Phoebe Rose Rocks Foundation, Fight Like Mason Foundation, Sarcoma Research Canada, Mélia’s Memory, Team Finn, Eli’s Childhood Cancer Foundation, Childhood Cancer Canada, and Kindred Foundation have partnered to fund research for children and teens who do not, yet, have their cure.
The 100% Fund targets pediatric and adolescent cancers that are hard-to-cure cancers that have not responded to available therapies. The goal is to fund research with the potential to deliver improved treatment and increased survival rates. The C17 Research Network administers these grants. Each 100% Fund grant provides $100,000 for a two-year research project.
With the support of CMLS Financial and Intellifi Corporation and fundraising through Project Kindness 2023, CMLS Financial and Intellifi raised $41,000 to go towards these grants!

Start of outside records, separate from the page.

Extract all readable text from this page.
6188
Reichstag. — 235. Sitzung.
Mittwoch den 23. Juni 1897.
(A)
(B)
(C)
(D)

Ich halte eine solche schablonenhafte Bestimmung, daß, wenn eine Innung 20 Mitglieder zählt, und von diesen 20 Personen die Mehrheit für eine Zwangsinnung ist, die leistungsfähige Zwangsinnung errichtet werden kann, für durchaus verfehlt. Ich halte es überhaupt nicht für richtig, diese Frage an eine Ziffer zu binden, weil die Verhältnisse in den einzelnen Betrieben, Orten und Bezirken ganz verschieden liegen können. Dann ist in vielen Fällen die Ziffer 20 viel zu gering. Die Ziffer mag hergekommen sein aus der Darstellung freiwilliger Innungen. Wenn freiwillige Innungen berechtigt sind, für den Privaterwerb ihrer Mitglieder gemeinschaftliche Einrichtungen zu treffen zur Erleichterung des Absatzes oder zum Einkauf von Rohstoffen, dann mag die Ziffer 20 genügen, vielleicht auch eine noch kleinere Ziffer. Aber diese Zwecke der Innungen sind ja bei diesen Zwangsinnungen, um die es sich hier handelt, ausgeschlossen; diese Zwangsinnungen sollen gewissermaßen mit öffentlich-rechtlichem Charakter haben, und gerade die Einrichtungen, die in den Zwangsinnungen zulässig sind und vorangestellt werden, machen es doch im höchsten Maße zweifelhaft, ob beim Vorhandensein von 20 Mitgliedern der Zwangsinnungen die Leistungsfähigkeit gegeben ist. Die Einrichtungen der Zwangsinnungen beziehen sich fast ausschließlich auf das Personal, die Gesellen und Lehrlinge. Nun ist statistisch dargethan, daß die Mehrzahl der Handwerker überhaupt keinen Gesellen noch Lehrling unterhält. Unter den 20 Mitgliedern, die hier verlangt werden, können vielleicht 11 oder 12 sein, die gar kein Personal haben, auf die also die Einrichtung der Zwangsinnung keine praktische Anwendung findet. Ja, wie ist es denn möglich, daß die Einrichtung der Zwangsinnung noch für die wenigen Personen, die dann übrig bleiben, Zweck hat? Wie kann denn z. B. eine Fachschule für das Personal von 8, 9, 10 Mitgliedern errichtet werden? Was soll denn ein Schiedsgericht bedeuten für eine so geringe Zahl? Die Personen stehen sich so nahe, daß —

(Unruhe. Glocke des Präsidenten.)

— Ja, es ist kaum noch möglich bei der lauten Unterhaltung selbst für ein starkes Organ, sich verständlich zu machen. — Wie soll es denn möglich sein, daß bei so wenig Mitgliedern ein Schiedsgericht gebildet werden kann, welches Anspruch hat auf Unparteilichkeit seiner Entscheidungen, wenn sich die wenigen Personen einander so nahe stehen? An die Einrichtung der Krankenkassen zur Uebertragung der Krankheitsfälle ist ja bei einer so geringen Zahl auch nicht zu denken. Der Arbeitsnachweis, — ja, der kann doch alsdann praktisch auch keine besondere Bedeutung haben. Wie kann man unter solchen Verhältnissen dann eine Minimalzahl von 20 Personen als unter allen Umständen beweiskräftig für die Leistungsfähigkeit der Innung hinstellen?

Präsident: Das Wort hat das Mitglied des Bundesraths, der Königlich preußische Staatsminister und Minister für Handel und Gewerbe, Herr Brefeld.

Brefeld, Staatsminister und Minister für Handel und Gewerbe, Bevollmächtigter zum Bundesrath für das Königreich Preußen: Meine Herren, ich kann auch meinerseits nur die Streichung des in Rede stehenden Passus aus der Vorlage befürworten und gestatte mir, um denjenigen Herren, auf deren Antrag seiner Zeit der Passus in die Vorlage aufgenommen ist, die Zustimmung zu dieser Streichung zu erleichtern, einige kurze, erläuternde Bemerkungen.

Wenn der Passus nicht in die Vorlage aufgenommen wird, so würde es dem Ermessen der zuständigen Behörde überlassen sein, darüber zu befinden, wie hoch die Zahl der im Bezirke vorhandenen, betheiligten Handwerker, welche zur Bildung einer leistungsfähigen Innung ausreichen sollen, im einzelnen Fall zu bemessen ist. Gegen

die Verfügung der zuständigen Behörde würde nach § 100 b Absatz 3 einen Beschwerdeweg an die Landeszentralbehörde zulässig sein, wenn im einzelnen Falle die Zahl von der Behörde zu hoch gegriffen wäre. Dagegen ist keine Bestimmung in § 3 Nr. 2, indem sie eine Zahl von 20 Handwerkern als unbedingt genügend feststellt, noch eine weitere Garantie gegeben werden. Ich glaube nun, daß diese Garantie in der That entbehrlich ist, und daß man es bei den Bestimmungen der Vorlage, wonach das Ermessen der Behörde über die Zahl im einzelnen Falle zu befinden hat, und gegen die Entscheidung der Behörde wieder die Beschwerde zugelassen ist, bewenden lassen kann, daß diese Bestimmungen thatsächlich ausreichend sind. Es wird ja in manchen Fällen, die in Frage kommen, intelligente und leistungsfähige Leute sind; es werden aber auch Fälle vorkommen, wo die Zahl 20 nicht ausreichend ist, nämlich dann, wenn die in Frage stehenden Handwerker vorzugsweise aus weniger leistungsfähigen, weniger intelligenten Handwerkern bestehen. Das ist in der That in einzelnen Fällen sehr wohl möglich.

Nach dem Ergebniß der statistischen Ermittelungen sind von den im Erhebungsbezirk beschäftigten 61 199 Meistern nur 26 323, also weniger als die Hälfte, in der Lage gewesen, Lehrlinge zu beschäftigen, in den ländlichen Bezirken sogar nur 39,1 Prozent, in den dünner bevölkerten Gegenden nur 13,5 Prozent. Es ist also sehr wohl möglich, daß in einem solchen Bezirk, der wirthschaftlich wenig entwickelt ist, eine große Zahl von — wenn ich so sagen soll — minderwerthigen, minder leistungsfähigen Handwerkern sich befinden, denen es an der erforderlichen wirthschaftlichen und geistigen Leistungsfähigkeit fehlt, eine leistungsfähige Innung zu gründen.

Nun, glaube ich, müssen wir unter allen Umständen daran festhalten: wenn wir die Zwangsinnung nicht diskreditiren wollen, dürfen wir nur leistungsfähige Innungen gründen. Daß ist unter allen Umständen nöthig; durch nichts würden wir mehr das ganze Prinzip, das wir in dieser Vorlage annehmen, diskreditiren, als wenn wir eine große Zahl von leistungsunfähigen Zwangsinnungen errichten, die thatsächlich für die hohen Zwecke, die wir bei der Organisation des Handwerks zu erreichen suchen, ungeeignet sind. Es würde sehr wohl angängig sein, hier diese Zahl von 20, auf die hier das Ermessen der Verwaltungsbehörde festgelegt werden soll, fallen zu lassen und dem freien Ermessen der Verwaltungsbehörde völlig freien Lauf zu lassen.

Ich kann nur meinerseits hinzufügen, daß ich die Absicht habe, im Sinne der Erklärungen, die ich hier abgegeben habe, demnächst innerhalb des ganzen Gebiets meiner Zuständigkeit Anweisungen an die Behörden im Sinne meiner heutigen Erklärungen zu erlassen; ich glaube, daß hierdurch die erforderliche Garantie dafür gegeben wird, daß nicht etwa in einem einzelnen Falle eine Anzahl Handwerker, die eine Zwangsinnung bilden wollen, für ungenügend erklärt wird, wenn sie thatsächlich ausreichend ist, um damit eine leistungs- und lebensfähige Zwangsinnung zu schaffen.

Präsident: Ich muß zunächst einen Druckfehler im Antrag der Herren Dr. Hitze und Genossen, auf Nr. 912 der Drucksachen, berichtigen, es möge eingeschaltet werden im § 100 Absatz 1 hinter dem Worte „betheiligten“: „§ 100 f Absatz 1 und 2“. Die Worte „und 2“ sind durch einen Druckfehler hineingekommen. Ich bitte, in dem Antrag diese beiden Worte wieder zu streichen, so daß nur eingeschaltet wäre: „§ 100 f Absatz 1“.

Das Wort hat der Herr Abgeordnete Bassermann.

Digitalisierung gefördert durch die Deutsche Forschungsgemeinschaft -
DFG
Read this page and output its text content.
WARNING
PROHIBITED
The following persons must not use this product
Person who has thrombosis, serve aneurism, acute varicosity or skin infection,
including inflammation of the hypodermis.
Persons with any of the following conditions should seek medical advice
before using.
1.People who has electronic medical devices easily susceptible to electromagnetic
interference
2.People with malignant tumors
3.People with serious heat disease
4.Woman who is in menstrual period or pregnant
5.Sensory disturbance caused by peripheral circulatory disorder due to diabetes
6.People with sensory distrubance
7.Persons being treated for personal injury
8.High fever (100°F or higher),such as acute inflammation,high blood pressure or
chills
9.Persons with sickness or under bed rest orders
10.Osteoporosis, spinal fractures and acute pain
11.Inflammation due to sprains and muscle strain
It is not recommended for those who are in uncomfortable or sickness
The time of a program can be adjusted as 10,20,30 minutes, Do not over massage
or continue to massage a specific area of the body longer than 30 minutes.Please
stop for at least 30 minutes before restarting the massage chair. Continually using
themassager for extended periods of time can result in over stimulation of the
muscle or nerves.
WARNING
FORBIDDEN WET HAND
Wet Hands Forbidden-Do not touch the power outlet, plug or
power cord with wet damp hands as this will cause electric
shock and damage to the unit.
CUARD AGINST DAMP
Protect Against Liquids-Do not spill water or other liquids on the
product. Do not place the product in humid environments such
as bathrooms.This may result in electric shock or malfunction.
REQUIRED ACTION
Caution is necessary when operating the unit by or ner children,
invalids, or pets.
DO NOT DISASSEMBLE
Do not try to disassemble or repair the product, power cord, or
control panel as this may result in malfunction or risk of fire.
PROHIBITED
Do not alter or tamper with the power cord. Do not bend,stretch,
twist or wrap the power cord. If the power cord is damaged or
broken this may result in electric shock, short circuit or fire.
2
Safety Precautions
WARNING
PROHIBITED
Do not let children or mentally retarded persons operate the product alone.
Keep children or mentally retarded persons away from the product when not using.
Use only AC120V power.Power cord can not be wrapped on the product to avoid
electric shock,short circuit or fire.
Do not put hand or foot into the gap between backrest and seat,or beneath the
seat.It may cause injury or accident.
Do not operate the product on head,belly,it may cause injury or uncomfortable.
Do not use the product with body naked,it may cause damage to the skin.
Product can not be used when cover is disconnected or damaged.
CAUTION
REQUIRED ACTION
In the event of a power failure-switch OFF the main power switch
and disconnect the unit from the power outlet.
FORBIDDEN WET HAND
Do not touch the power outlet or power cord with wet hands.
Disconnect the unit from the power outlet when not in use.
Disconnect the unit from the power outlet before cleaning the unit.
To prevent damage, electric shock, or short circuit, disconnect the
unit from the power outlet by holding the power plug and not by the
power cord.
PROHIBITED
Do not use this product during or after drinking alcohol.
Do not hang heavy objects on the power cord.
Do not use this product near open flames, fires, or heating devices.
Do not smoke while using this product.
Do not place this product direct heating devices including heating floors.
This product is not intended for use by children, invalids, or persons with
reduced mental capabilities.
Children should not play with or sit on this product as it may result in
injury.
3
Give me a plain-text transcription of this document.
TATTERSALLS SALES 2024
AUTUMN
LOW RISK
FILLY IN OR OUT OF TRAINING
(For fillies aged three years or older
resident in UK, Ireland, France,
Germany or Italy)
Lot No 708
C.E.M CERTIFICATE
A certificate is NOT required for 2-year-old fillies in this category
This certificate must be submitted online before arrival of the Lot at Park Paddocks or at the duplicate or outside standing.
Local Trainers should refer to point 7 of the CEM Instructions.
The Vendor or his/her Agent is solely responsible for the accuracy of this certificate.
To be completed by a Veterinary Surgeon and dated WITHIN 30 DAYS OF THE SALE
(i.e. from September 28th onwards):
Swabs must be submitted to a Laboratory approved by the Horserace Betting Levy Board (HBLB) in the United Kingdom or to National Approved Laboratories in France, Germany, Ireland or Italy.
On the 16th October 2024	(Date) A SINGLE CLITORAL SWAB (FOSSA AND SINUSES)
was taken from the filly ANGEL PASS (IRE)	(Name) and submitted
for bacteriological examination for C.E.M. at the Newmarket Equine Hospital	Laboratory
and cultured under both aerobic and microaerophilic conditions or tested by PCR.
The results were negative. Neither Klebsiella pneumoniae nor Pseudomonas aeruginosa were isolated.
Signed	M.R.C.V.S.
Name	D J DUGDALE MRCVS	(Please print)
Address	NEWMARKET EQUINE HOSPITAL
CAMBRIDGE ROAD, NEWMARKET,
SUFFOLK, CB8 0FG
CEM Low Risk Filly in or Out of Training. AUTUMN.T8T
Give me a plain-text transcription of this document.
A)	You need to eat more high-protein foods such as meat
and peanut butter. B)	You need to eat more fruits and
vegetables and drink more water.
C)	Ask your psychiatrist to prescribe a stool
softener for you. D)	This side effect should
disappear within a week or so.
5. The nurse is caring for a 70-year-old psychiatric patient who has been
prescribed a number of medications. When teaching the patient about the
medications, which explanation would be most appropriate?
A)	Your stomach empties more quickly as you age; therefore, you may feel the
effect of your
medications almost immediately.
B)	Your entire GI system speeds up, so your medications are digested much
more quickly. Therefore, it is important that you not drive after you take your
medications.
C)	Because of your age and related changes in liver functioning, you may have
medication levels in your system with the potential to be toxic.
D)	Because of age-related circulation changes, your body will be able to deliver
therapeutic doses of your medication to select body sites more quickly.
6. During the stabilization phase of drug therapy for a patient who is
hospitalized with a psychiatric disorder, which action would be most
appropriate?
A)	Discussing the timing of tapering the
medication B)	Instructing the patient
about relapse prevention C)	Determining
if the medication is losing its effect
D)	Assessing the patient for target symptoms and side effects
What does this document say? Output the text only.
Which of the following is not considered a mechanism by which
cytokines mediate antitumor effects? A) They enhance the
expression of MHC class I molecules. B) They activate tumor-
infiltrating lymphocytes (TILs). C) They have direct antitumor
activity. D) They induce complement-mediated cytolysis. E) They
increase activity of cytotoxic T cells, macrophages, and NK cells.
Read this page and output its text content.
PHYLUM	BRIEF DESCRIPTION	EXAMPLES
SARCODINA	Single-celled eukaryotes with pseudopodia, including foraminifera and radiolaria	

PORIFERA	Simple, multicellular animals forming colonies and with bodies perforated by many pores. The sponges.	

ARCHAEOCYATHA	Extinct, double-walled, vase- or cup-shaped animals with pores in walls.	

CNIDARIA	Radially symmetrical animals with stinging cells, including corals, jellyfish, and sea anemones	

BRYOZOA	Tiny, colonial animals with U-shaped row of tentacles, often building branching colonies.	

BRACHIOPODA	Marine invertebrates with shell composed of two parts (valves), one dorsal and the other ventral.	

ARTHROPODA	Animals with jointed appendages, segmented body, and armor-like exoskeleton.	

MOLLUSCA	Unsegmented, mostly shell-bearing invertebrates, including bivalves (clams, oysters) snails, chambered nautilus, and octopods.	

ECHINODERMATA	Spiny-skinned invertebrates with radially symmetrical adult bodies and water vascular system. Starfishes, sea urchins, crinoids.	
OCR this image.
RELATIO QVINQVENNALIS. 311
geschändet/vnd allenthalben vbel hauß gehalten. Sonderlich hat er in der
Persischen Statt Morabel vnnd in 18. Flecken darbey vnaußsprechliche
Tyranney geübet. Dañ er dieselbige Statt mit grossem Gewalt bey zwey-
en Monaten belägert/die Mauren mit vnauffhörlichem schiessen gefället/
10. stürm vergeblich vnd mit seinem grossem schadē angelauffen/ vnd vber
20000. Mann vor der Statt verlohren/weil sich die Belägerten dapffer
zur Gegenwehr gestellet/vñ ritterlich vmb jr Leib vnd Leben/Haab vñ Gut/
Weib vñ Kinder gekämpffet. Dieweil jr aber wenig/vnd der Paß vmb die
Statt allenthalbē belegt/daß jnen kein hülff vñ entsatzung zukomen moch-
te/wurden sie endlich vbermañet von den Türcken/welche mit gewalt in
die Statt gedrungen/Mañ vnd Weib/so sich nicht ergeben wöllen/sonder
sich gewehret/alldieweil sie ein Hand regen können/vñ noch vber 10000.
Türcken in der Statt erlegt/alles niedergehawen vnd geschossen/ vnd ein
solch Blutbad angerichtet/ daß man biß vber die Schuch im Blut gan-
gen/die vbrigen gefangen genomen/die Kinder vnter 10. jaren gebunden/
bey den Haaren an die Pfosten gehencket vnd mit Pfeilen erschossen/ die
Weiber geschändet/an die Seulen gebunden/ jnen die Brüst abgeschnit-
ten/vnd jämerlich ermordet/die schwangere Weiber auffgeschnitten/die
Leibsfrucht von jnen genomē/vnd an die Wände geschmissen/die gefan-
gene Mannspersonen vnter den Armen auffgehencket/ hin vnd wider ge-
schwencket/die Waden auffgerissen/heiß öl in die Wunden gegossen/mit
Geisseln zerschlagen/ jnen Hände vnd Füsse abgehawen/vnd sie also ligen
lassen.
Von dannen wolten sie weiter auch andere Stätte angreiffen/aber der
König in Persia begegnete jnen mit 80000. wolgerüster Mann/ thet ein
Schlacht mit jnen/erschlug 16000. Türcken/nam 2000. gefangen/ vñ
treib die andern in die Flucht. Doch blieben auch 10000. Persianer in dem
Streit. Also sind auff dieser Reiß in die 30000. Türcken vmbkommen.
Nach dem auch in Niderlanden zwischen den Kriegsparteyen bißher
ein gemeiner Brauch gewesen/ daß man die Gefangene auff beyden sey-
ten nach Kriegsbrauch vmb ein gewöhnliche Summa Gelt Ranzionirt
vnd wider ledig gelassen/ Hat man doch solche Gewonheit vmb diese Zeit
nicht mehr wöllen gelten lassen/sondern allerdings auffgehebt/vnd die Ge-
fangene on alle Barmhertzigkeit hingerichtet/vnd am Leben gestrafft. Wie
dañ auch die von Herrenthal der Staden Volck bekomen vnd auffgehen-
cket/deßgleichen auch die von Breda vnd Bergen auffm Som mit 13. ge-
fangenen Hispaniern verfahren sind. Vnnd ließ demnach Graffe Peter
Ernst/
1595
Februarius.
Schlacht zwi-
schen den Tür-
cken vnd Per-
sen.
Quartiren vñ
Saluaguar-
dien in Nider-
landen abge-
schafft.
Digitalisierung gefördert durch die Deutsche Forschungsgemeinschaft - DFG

Congratulations to the three 2023/2024 100% Fund grant recipients:
Dr. Rebecca Deyell of the BC Children’s Hospital was awarded $100,000 for her grant entitled: “Impact of Body Composition and Pharmacogenomics on Toxicity and Survival outcomes in Childhood Bone Sarcoma.” A 100% Fund grant funded in partnership with Sarcoma Research Canada, Kindred Foundation, and Childhood Cancer Canada. ($35,000 total from Kindred Foundation, including Project Kindness)
2025 UPDATE: The research team has successfully analyzed imaging data from children and young people who took part in earlier studies, with all scans securely shared, organized, and fully analyzed in collaboration with partners. A scientific paper describing the first phase of results has been drafted. In parallel, the team has gathered and organized imaging and clinical data from more than 100 sarcoma patients across nine sites in Canada, creating one of the largest national datasets of its kind. While some image analysis took longer than expected, a one-year extension was approved to ensure the work is completed thoroughly and accurately.
Dr. Rebecca Gladdy of the Lunenfeld-Tanenbaum Research Institute was awarded $100,000 for her grant entitled: “Modelling the molecular spectrum of RMS: creating subtype specific models that are metastatic and immunocompetent.” A 100% Fund grant funded in partnership with Eli’s Childhood Cancer Foundation, Fight Like Mason Foundation and Kindred Foundation, with support from Childhood Cancer Canada and C17 Council. ($30,000 total from Kindred Foundation, including Project Kindness)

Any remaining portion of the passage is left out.